A particle of mass `m` is subjected to an attractive central force of magnitude `k//r^(2)`, `k` being a constant. If at the instant when the particle is at an extreme position in its closed orbit, at a distance a from the centre of force, its speed is `(k//2ma)`, if the distance of other extreme position is b.
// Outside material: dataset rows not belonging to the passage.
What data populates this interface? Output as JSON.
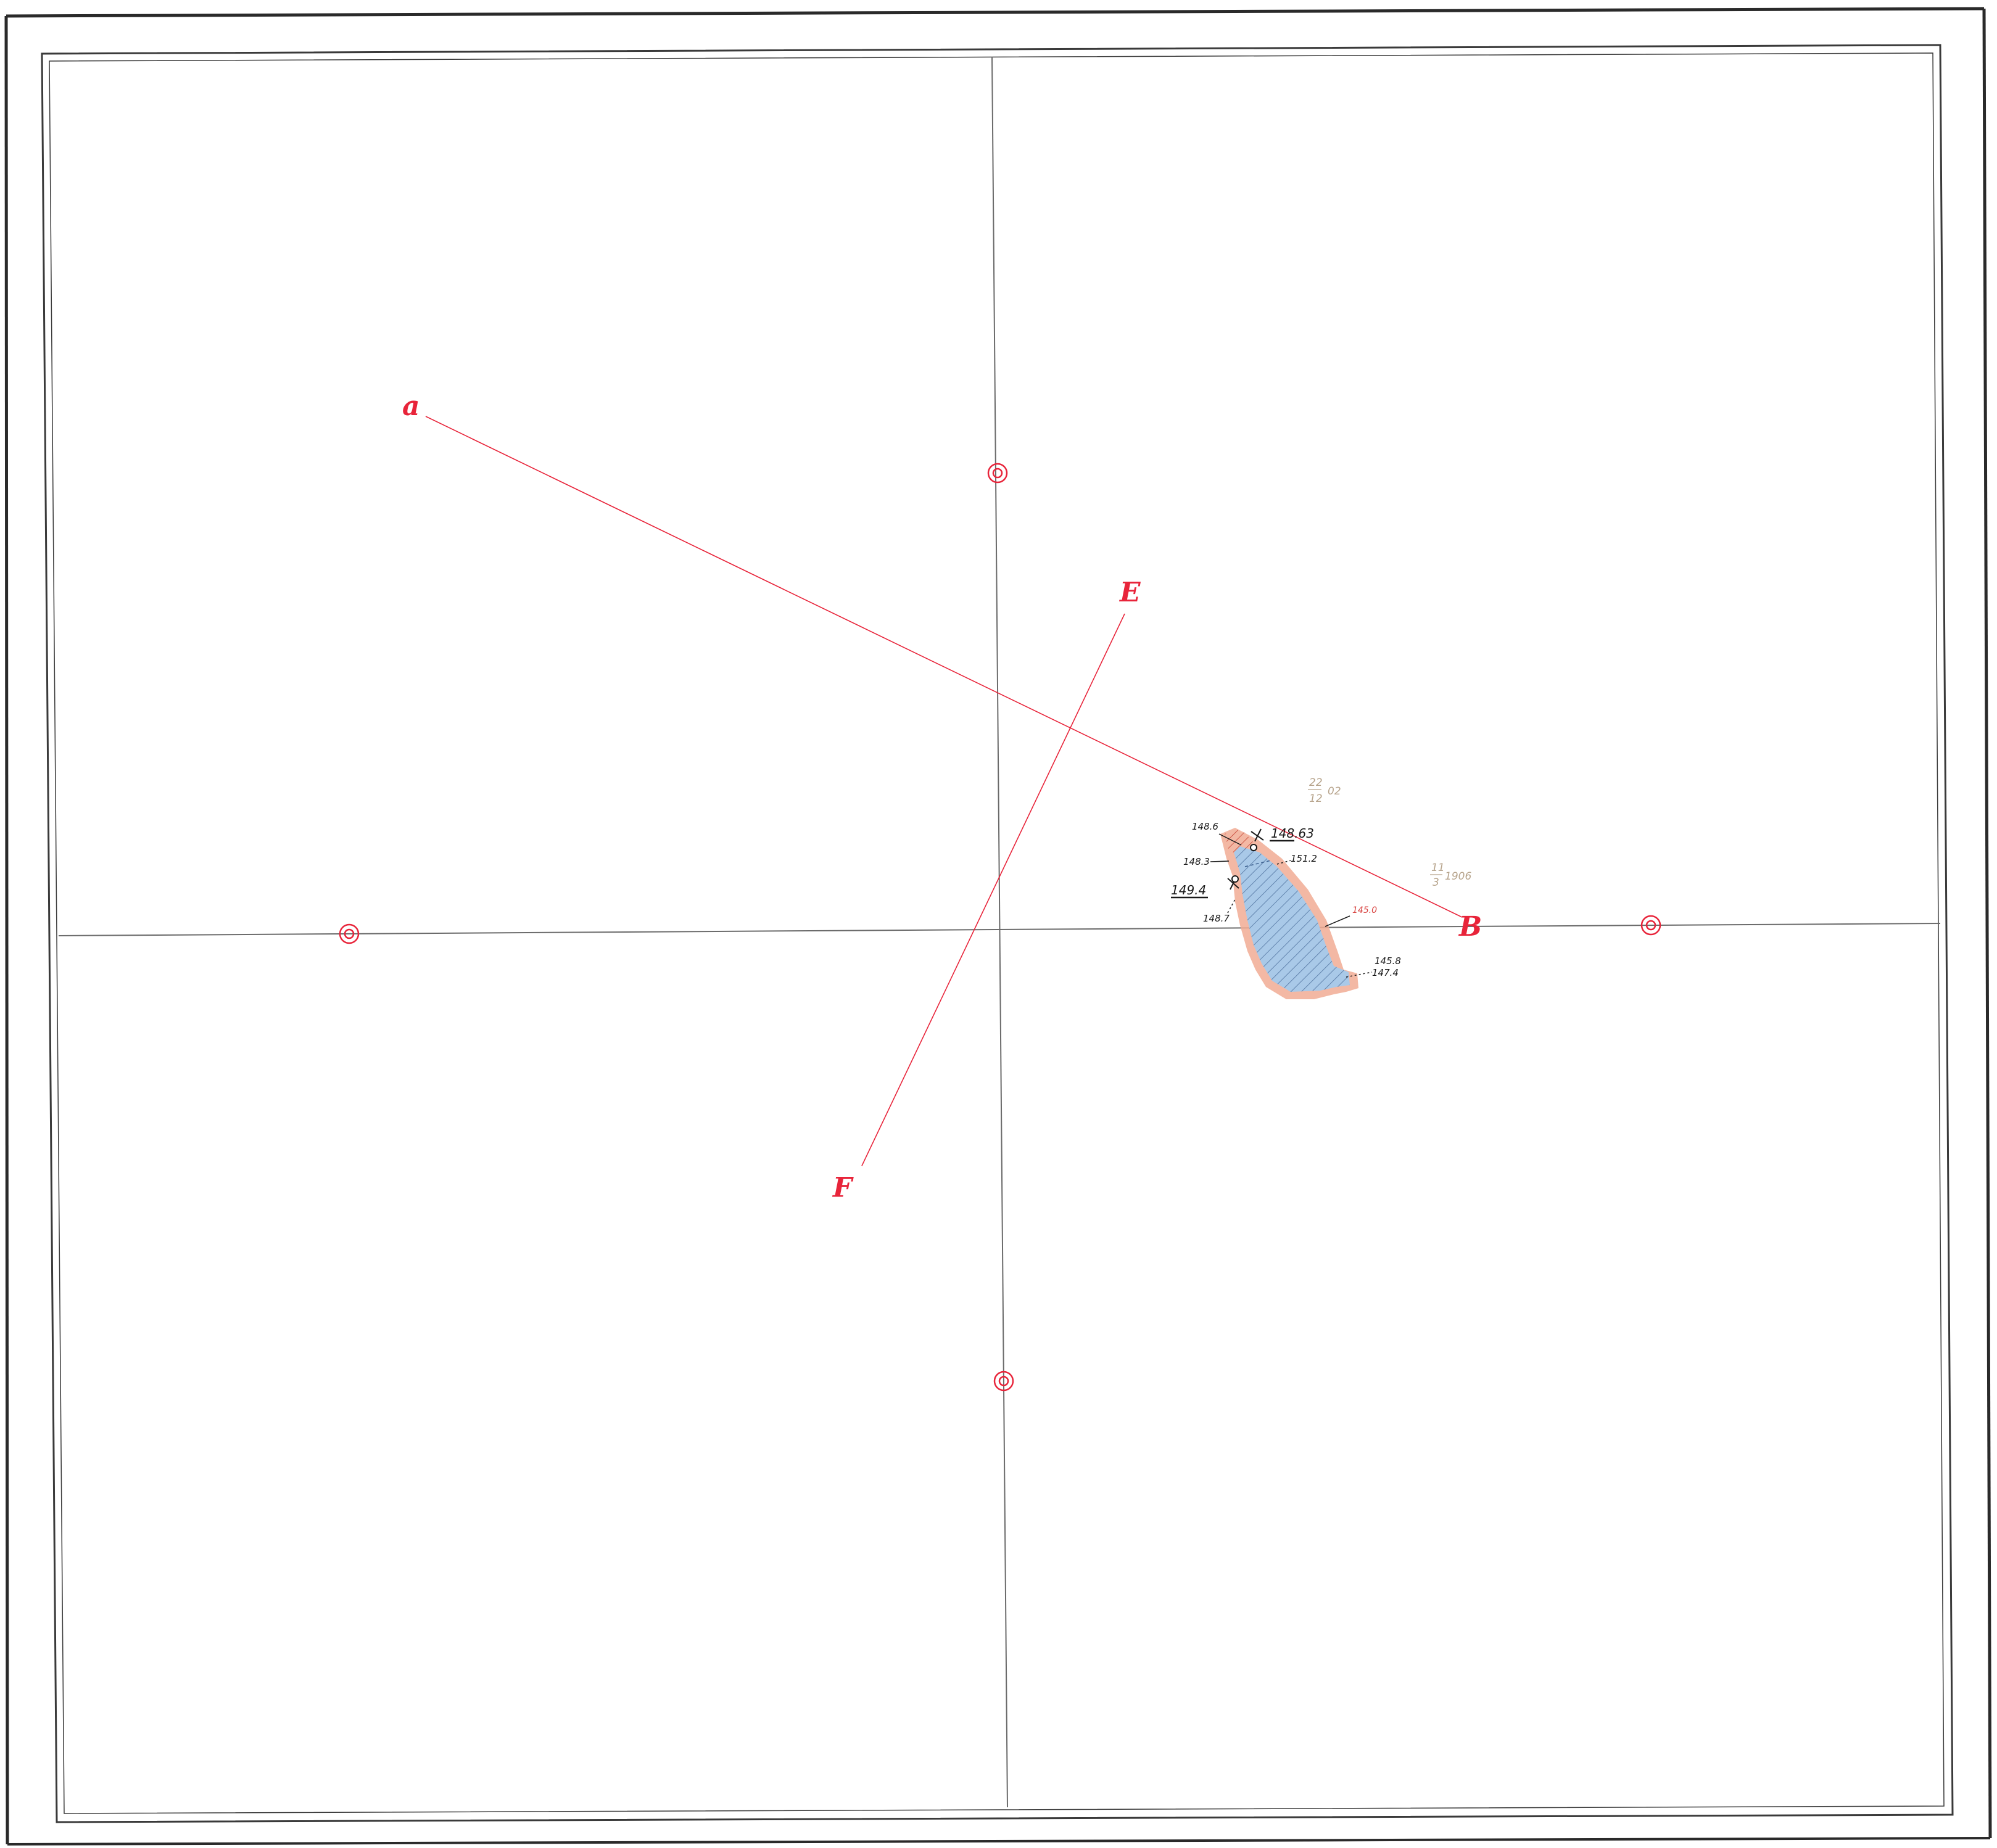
{
  "map": {
    "station_labels": {
      "a": "a",
      "b": "B",
      "e": "E",
      "f": "F"
    },
    "elevations": {
      "e148_6": "148.6",
      "e148_63": "148.63",
      "e148_3": "148.3",
      "e151_2": "151.2",
      "e149_4": "149.4",
      "e148_7": "148.7",
      "e145_0": "145.0",
      "e145_8": "145.8",
      "e147_4": "147.4"
    },
    "dates": {
      "date1_top": "22",
      "date1_bottom": "12",
      "date1_year": "02",
      "date2_top": "11",
      "date2_bottom": "3",
      "date2_year": "1906"
    },
    "colors": {
      "survey_line": "#e8243a",
      "grid_line": "#6b6b6b",
      "water_fill": "#a9c9e8",
      "water_hatch": "#3b5f8e",
      "shore_fill": "#f1ab94",
      "frame": "#2a2a2a"
    }
  }
}
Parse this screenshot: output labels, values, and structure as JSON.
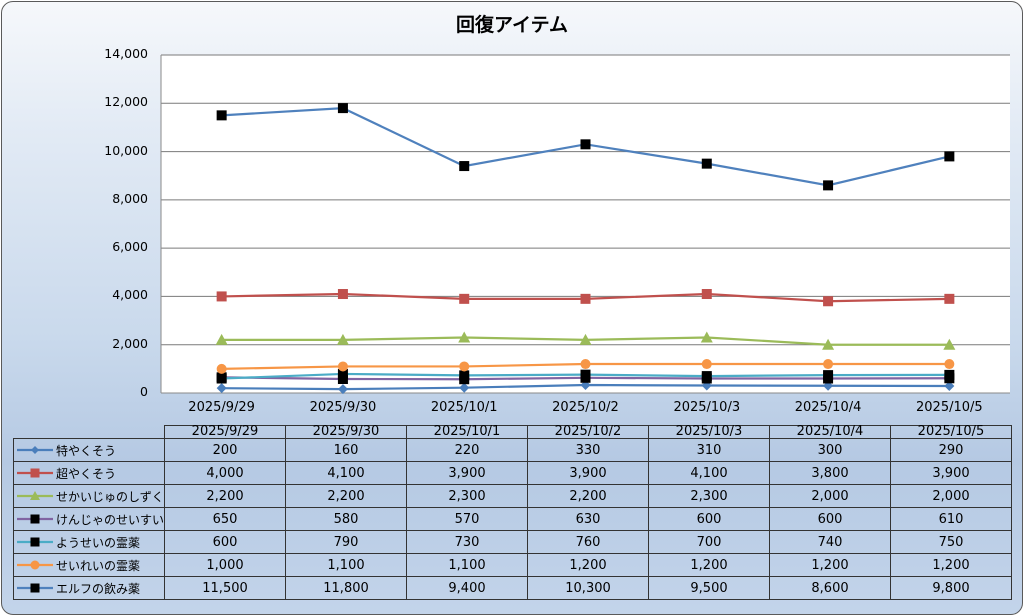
{
  "chart_data": {
    "type": "line",
    "title": "回復アイテム",
    "xlabel": "",
    "ylabel": "",
    "ylim": [
      0,
      14000
    ],
    "yticks": [
      "14,000",
      "12,000",
      "10,000",
      "8,000",
      "6,000",
      "4,000",
      "2,000",
      "0"
    ],
    "ytick_values": [
      14000,
      12000,
      10000,
      8000,
      6000,
      4000,
      2000,
      0
    ],
    "categories": [
      "2025/9/29",
      "2025/9/30",
      "2025/10/1",
      "2025/10/2",
      "2025/10/3",
      "2025/10/4",
      "2025/10/5"
    ],
    "grid": true,
    "legend": "data-table",
    "series": [
      {
        "name": "特やくそう",
        "color": "#4a7ebb",
        "marker": "diamond",
        "marker_color": "#4a7ebb",
        "values": [
          200,
          160,
          220,
          330,
          310,
          300,
          290
        ],
        "labels": [
          "200",
          "160",
          "220",
          "330",
          "310",
          "300",
          "290"
        ]
      },
      {
        "name": "超やくそう",
        "color": "#c0504d",
        "marker": "square",
        "marker_color": "#c0504d",
        "values": [
          4000,
          4100,
          3900,
          3900,
          4100,
          3800,
          3900
        ],
        "labels": [
          "4,000",
          "4,100",
          "3,900",
          "3,900",
          "4,100",
          "3,800",
          "3,900"
        ]
      },
      {
        "name": "せかいじゅのしずく",
        "color": "#9bbb59",
        "marker": "triangle",
        "marker_color": "#9bbb59",
        "values": [
          2200,
          2200,
          2300,
          2200,
          2300,
          2000,
          2000
        ],
        "labels": [
          "2,200",
          "2,200",
          "2,300",
          "2,200",
          "2,300",
          "2,000",
          "2,000"
        ]
      },
      {
        "name": "けんじゃのせいすい",
        "color": "#8064a2",
        "marker": "square",
        "marker_color": "#000000",
        "values": [
          650,
          580,
          570,
          630,
          600,
          600,
          610
        ],
        "labels": [
          "650",
          "580",
          "570",
          "630",
          "600",
          "600",
          "610"
        ]
      },
      {
        "name": "ようせいの霊薬",
        "color": "#4bacc6",
        "marker": "square",
        "marker_color": "#000000",
        "values": [
          600,
          790,
          730,
          760,
          700,
          740,
          750
        ],
        "labels": [
          "600",
          "790",
          "730",
          "760",
          "700",
          "740",
          "750"
        ]
      },
      {
        "name": "せいれいの霊薬",
        "color": "#f79646",
        "marker": "circle",
        "marker_color": "#f79646",
        "values": [
          1000,
          1100,
          1100,
          1200,
          1200,
          1200,
          1200
        ],
        "labels": [
          "1,000",
          "1,100",
          "1,100",
          "1,200",
          "1,200",
          "1,200",
          "1,200"
        ]
      },
      {
        "name": "エルフの飲み薬",
        "color": "#4f81bd",
        "marker": "square",
        "marker_color": "#000000",
        "values": [
          11500,
          11800,
          9400,
          10300,
          9500,
          8600,
          9800
        ],
        "labels": [
          "11,500",
          "11,800",
          "9,400",
          "10,300",
          "9,500",
          "8,600",
          "9,800"
        ]
      }
    ]
  }
}
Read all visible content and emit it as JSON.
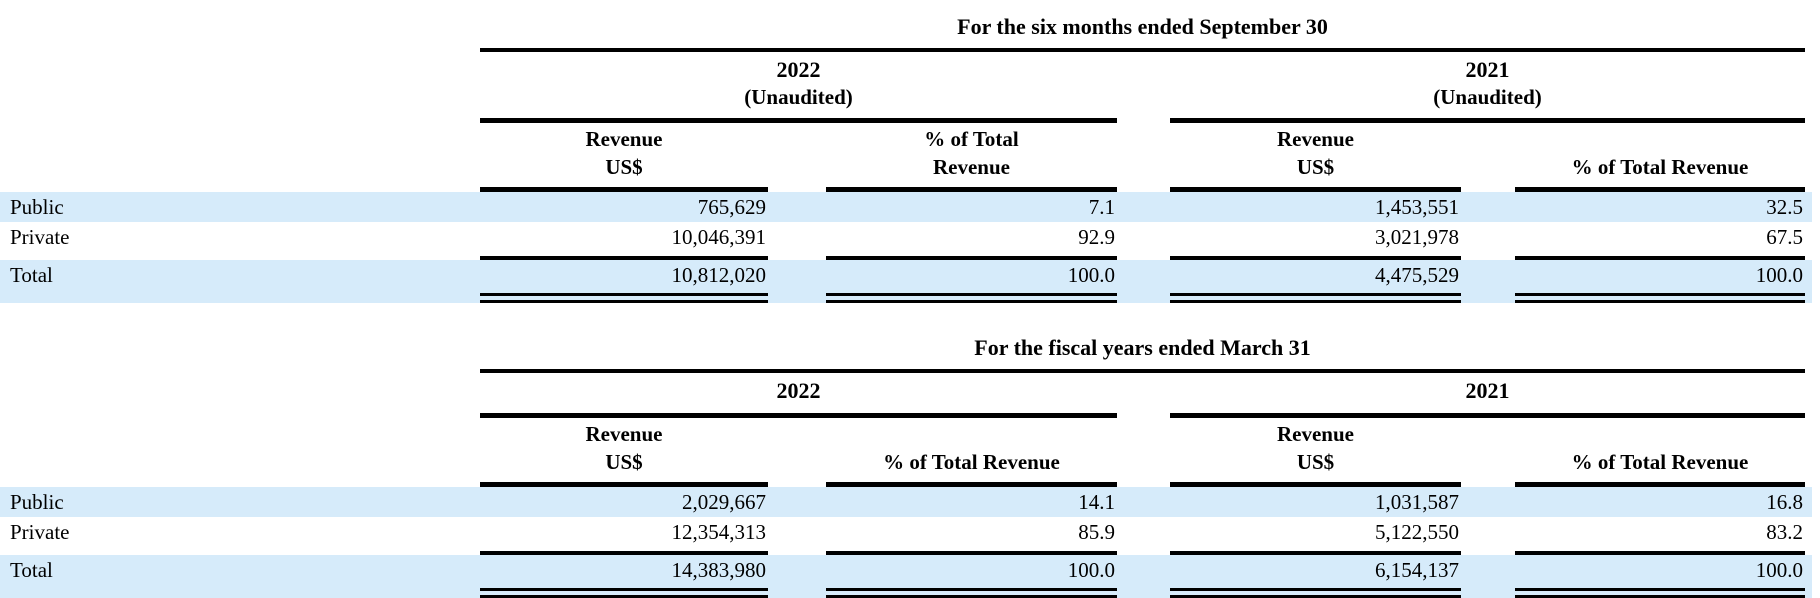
{
  "style": {
    "row_highlight_color": "#d6ebfa",
    "rule_color": "#000000",
    "text_color": "#000000"
  },
  "tables": [
    {
      "title": "For the six months ended September 30",
      "groups": [
        {
          "year": "2022",
          "note": "(Unaudited)"
        },
        {
          "year": "2021",
          "note": "(Unaudited)"
        }
      ],
      "columns": [
        {
          "line1": "Revenue",
          "line2": "US$"
        },
        {
          "line1": "% of Total",
          "line2": "Revenue"
        },
        {
          "line1": "Revenue",
          "line2": "US$"
        },
        {
          "line1": "",
          "line2": "% of Total Revenue"
        }
      ],
      "rows": [
        {
          "label": "Public",
          "values": [
            "765,629",
            "7.1",
            "1,453,551",
            "32.5"
          ],
          "highlight": true
        },
        {
          "label": "Private",
          "values": [
            "10,046,391",
            "92.9",
            "3,021,978",
            "67.5"
          ],
          "highlight": false
        },
        {
          "label": "Total",
          "values": [
            "10,812,020",
            "100.0",
            "4,475,529",
            "100.0"
          ],
          "highlight": true
        }
      ]
    },
    {
      "title": "For the fiscal years ended March 31",
      "groups": [
        {
          "year": "2022",
          "note": ""
        },
        {
          "year": "2021",
          "note": ""
        }
      ],
      "columns": [
        {
          "line1": "Revenue",
          "line2": "US$"
        },
        {
          "line1": "",
          "line2": "% of Total Revenue"
        },
        {
          "line1": "Revenue",
          "line2": "US$"
        },
        {
          "line1": "",
          "line2": "% of Total Revenue"
        }
      ],
      "rows": [
        {
          "label": "Public",
          "values": [
            "2,029,667",
            "14.1",
            "1,031,587",
            "16.8"
          ],
          "highlight": true
        },
        {
          "label": "Private",
          "values": [
            "12,354,313",
            "85.9",
            "5,122,550",
            "83.2"
          ],
          "highlight": false
        },
        {
          "label": "Total",
          "values": [
            "14,383,980",
            "100.0",
            "6,154,137",
            "100.0"
          ],
          "highlight": true
        }
      ]
    }
  ]
}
Find `a//b`.

`F=-K//r^(2)` (negative sign is for attractive force)
Potential energy `U=-intFdr=intK/(r_(2))dr=-K/r`
Conservation of energy gives (let at other extreme position `r=b`)
`K_(1)+U_(1)=K_(2)+U_(2)`
`1/2mv_(1)^(2)-K/a=1/2mv_(2)^(2)-K/b`………i
where `v_(1)=sqrt(k/(2ma)`
Conservation of angular momentum gives
`mv_(1)a=mv_(2)b`
`v_(2)=a/bv_(1)=a/bsqrt(K/(2ma))`
Therfore, from eqn i
`implies1/2m k/(2ma)-K/a=1/2m(a/b)^(2)k/(2ma)-K/b`
`=(3K)/(4a)=(aK)/(4b^(2))-K/bimpliesb^(2)-(4a)/3b+(a^(3))/3=0`
Hence `b=a//3, impliesa//b=3`